I travel the country speaking to thousands of people a year in efforts to educate parents, young adults, and men on the harmful effects of pornography — and to give them the tools to steer clear of it or to break free from the addiction. While women do view pornography, men are the large majority of the consumers, and because it’s a truly uncomfortable topic to discuss, they become trapped in their addiction and lose their marriage, family and even jobs. 

Men need to recognize the destruction pornography causes in their lives and take steps to fix the problem and break free from their addiction. One program I’ve worked closely with over the past year is STRIVE, an online series of challenges, videos and opportunities to talk to other men in the same struggle. My bestselling book, The Porn Myth, also looks at ways to stop the hold that pornography has on millions of lives. 

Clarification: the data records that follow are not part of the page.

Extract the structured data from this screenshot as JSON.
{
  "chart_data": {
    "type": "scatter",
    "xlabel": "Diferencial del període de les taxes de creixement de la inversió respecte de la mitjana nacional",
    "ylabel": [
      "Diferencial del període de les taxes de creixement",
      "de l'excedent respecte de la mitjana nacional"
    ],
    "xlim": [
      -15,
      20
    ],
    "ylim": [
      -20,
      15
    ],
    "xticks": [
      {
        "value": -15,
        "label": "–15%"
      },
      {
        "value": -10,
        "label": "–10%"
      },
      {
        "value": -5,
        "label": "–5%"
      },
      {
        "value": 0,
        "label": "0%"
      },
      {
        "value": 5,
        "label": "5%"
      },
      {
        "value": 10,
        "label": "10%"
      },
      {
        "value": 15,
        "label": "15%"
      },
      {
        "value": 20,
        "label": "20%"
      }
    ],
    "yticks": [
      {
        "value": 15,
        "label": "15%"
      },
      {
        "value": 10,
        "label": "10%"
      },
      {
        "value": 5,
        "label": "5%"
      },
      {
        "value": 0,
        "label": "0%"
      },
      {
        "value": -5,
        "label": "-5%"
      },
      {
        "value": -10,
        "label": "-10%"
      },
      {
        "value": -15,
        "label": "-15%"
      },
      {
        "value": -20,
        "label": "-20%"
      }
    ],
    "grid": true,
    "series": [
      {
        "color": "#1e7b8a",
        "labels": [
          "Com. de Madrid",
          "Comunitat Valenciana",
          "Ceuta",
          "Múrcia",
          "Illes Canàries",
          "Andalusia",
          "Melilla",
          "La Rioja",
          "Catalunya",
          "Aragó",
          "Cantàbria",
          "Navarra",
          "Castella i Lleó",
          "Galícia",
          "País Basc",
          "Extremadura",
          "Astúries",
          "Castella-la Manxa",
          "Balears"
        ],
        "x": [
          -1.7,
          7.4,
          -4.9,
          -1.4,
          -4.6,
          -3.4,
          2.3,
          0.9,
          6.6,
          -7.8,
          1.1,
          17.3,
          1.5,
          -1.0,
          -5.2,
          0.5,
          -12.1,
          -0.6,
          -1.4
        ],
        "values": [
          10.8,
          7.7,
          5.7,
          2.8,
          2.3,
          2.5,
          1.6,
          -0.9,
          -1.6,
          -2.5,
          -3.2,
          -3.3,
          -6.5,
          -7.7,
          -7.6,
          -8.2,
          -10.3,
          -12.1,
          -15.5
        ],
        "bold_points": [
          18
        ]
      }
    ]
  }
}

Pornography isn’t real but the effect it has on men, women and their families is very real and destructive and absolutely a public health crisis. I hope more states take steps to recognize the adverse effects of pornography on citizens and that those who are addicted to pornography also recognize the harm it has caused to themselves and their families and make the choice to seek help and healing. 


I sincerely applaud Kayne West for publicly disclosing the negative effect of pornography not only on his life but in the lives of all those he cares for and loves. He has started a conversation this nation desperately needs to have.